Naturalmente non è facile raggiungere le massime dosi con il solo uso del dado da cucina, ma dal momento che tale sostanza è aggiunta anche a molti piatti pronti, e poiché non è quantificabile la sua presenza (per legge se superiore al 10% deve comparire la scritta a base di…), il glutammato monosodico e altri sali analoghi sono considerati dalla dieta italiana ingredienti da evitare. Discorso analogo per la componente dei grassi: alcuni dadi, pensati per la preparazione di brodi, usano grassi vegetali generici o, peggio, grassi vegetali idrogenati.

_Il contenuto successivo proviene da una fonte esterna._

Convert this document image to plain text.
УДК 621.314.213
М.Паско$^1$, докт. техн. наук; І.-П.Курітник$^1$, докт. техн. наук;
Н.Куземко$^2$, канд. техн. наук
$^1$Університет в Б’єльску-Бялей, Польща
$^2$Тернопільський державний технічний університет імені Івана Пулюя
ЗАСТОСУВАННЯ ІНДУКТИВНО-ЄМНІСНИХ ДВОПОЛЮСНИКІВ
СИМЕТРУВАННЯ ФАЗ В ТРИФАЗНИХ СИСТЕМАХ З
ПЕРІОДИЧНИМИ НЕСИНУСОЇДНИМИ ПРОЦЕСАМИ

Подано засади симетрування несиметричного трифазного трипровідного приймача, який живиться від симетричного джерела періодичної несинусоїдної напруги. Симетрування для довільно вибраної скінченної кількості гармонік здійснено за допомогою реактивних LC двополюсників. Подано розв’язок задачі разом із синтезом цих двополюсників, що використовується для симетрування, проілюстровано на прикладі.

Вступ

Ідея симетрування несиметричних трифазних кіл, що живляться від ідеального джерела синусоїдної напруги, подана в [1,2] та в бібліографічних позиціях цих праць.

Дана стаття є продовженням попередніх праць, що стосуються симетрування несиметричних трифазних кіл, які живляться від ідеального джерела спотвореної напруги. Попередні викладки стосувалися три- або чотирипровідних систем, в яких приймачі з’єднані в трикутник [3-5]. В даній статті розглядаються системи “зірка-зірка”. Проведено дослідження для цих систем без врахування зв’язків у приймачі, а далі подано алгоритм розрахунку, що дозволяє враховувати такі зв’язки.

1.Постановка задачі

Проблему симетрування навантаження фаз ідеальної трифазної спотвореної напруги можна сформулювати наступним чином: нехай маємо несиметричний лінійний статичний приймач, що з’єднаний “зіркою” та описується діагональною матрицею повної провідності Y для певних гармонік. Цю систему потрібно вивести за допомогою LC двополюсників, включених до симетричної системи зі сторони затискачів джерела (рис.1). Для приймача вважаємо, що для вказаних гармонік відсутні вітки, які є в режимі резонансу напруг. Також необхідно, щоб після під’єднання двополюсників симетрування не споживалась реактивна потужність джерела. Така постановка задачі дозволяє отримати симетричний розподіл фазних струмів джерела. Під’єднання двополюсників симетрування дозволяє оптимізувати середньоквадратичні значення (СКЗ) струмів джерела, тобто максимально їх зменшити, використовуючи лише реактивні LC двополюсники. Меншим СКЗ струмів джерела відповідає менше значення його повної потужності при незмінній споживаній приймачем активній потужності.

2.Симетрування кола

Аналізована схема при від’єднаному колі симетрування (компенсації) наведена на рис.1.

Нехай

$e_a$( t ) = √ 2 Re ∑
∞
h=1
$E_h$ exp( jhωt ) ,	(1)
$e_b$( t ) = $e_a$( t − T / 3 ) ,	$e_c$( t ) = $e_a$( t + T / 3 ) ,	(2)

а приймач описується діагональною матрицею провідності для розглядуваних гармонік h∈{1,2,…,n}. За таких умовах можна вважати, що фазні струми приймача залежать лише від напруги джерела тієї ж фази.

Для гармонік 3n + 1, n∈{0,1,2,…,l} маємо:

Aspetti secondari – Altri aspetti, come l’apporto calorico o l’apporto di sale, sono secondari nella scelta del prodotto, in quanto validi solo per una ristretta classe di consumatori (chi ha problemi di ipertensione arteriosa o di sovrappeso). Infatti, per quanto riguarda l’apporto calorico, generalmente l’uso ridotto della quantità di un cubetto di dado non sposta di molto l’apporto complessivo del piatto. Per quanto riguarda l’apporto di sale, quest’ultimo difficilmente viene riportato sulle confezioni (a parte rare eccezioni); chi, per motivi di salute (per esempio, i soggetti affetti da ipertensione arteriosa), deve limitare l’apporto di sale, dovrebbe escludere del tutto l’uso del dado. Se si decide di usarlo, non ha poi molto senso preoccuparsi di limitare il sale nella dieta…

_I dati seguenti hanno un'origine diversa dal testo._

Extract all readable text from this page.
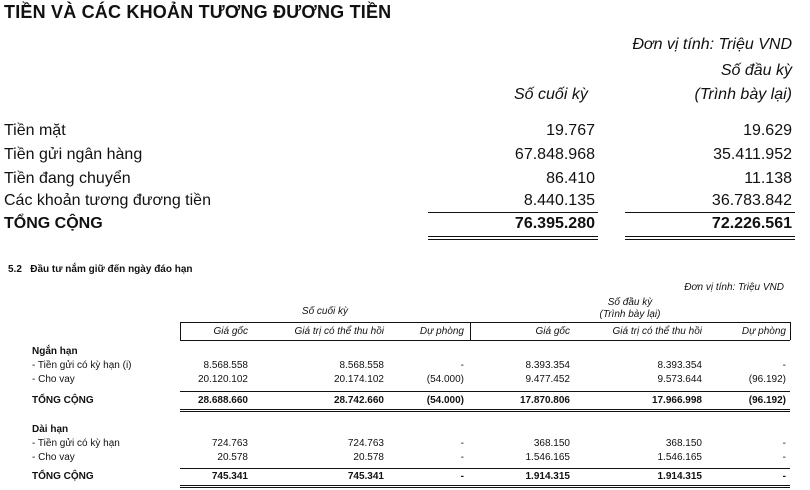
TIỀN VÀ CÁC KHOẢN TƯƠNG ĐƯƠNG TIỀN
Đơn vị tính: Triệu VND
Số đầu kỳ
Số cuối kỳ	(Trình bày lại)
Tiền mặt	19.767	19.629
Tiền gửi ngân hàng	67.848.968	35.411.952
Tiền đang chuyển	86.410	11.138
Các khoản tương đương tiền	8.440.135	36.783.842
TỔNG CỘNG	76.395.280	72.226.561
5.2 Đầu tư nắm giữ đến ngày đáo hạn
Đơn vị tính: Triệu VND
Số cuối kỳ
Số đầu kỳ
(Trình bày lại)
Giá gốc	Giá trị có thể thu hồi	Dự phòng	Giá gốc	Giá trị có thể thu hồi	Dự phòng
Ngắn hạn
- Tiền gửi có kỳ hạn (i)	8.568.558	8.568.558	-	8.393.354	8.393.354	-
- Cho vay	20.120.102	20.174.102	(54.000)	9.477.452	9.573.644	(96.192)
TỔNG CỘNG	28.688.660	28.742.660	(54.000)	17.870.806	17.966.998	(96.192)
Dài hạn
- Tiền gửi có kỳ hạn	724.763	724.763	-	368.150	368.150	-
- Cho vay	20.578	20.578	-	1.546.165	1.546.165	-
TỔNG CỘNG	745.341	745.341	-	1.914.315	1.914.315	-
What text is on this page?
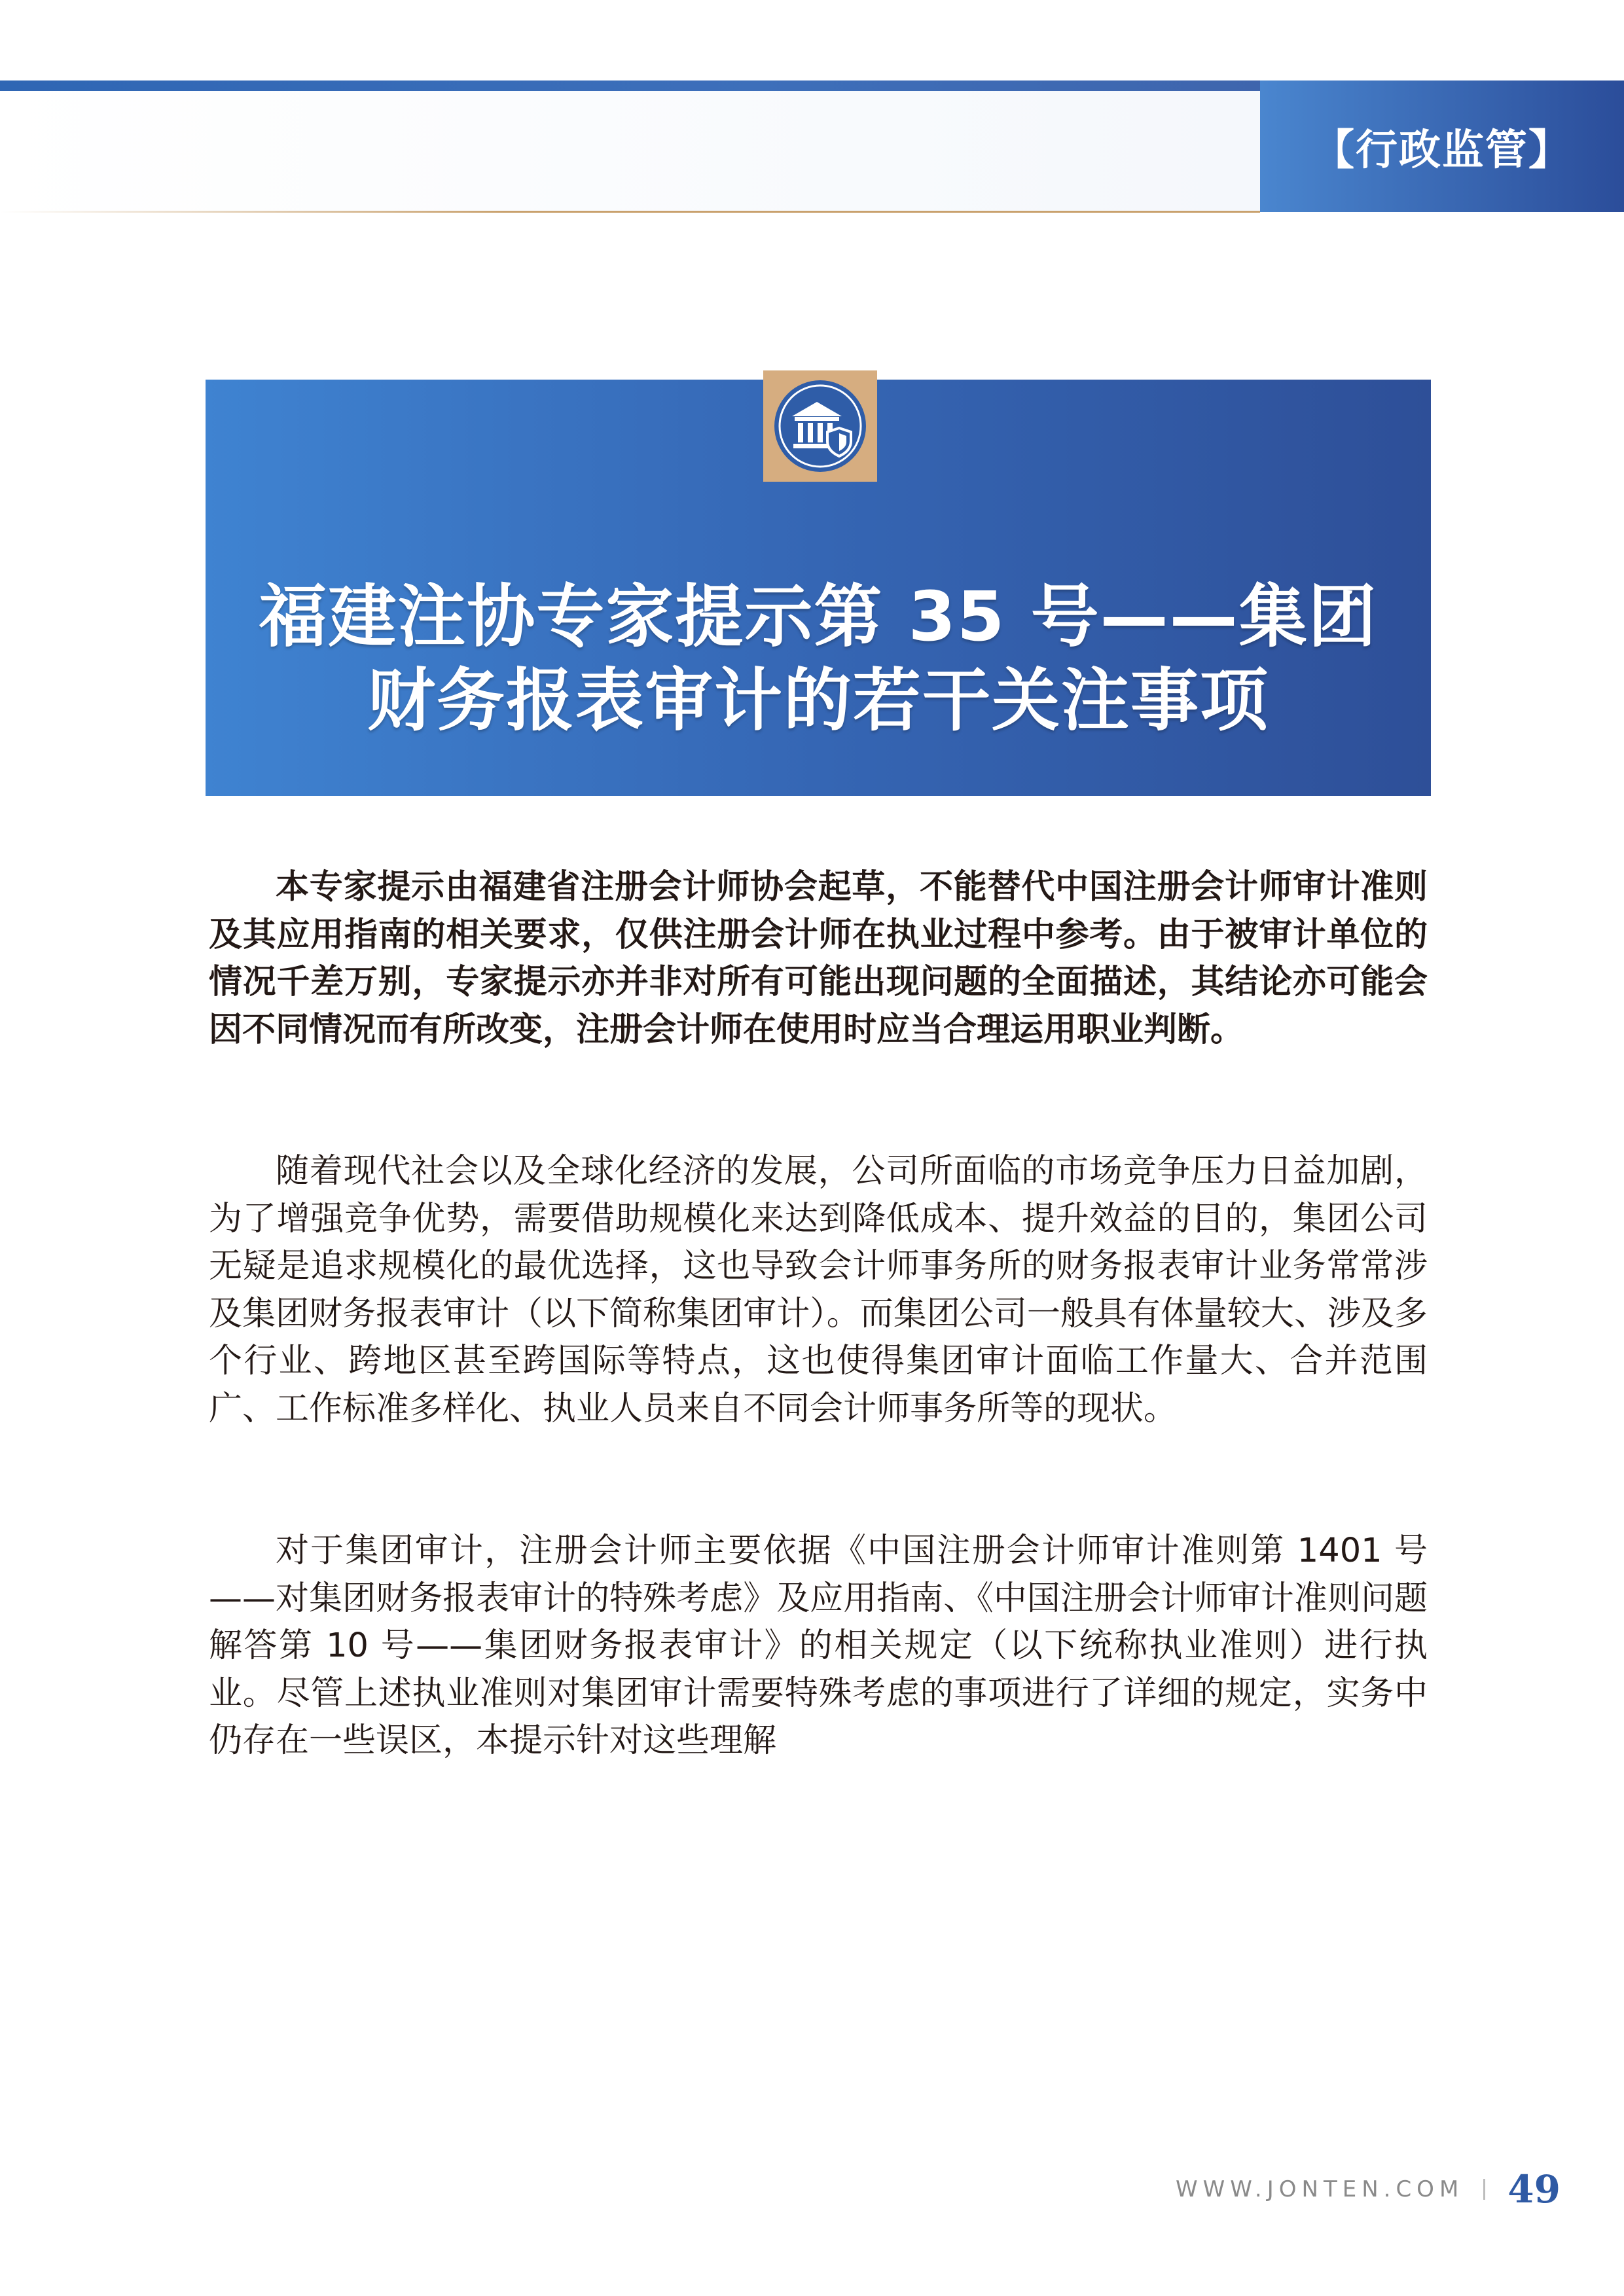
【行政监管】
福建注协专家提示第 35 号——集团
财务报表审计的若干关注事项

本专家提示由福建省注册会计师协会起草，不能替代中国注册会计师审计准则及其应用指南的相关要求，仅供注册会计师在执业过程中参考。由于被审计单位的情况千差万别，专家提示亦并非对所有可能出现问题的全面描述，其结论亦可能会因不同情况而有所改变，注册会计师在使用时应当合理运用职业判断。

随着现代社会以及全球化经济的发展，公司所面临的市场竞争压力日益加剧，为了增强竞争优势，需要借助规模化来达到降低成本、提升效益的目的，集团公司无疑是追求规模化的最优选择，这也导致会计师事务所的财务报表审计业务常常涉及集团财务报表审计（以下简称集团审计）。而集团公司一般具有体量较大、涉及多个行业、跨地区甚至跨国际等特点，这也使得集团审计面临工作量大、合并范围广、工作标准多样化、执业人员来自不同会计师事务所等的现状。

对于集团审计，注册会计师主要依据《中国注册会计师审计准则第 1401 号——对集团财务报表审计的特殊考虑》及应用指南、《中国注册会计师审计准则问题解答第 10 号——集团财务报表审计》的相关规定（以下统称执业准则）进行执业。尽管上述执业准则对集团审计需要特殊考虑的事项进行了详细的规定，实务中仍存在一些误区，本提示针对这些理解

WWW.JONTEN.COM 49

Un’alternativa valida ai dadi per brodo sono gli insaporitori preparati in casa e conservabili in congelatore, ma si sconsiglia di abusarne per non disabituarsi ai veri sapori degli alimenti
Cosa ne pensa la dieta italiana
Sicuramente si tratta di un prodotto il cui consumo è caldamente sconsigliato. La parte più critica è la presenza di additivi nocivi (glutammato) e di componenti lipidiche da evitare (margarina o grassi vegetali idrogenati, oli o grassi vegetali non dichiarati, ma non idrogenati) o di seconda scelta.
Il mercato dei dadi per brodo
Rischio salutistico della categoria: molto alto.

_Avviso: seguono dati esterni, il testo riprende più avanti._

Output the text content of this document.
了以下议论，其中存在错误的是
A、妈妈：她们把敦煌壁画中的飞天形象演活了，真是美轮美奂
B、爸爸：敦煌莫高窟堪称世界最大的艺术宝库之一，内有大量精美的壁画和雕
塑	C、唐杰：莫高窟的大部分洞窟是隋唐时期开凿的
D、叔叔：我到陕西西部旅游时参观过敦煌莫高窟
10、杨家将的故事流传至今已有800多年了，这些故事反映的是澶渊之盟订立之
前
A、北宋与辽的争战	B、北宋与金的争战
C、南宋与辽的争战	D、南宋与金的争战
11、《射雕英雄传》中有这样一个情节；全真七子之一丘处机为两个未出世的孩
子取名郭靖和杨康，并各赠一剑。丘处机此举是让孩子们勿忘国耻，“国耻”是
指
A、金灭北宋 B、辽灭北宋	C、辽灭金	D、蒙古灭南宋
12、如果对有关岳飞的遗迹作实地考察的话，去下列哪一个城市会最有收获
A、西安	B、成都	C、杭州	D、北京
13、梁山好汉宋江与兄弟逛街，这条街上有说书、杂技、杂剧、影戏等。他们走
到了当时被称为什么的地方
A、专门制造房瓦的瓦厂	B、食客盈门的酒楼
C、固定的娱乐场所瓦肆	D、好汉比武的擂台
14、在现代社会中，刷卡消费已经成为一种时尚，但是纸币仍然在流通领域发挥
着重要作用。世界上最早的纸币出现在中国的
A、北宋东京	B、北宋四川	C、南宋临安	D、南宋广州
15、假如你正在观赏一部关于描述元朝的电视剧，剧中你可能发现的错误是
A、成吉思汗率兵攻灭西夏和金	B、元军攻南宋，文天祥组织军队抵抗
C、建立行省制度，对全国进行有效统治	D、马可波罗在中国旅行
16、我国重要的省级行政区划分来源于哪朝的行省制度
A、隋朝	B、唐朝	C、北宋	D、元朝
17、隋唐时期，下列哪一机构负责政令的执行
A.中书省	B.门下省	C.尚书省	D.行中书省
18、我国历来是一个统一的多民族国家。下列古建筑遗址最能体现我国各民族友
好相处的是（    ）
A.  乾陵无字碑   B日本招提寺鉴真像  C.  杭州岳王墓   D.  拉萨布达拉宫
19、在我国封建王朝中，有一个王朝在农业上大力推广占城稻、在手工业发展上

I dadi per brodo o per insaporire i piatti offerti al consumatore italiano sono di qualità veramente discutibile. Infatti, la quasi totalità utilizza oli oppure grassi vegetali generici. Generalmente la situazione è desolante con proposte a base di grasso vegetale idrogenato e glutammato monosodico. L’unica proposta che si salva è l’estratto di carne Liebig, al momento ancora prodotto, ma praticamente introvabile a causa dell’alto prezzo: senza sale, senza conservanti, senza grassi aggiunti e ricco in proteine, vitamine e sali minerali; 1 kg di estratto è il finissimo concentrato di 35 kg di carne magra bovina! Si tratta dell’unica vera alternativa al dado per brodo suggerita dalla dieta italiana.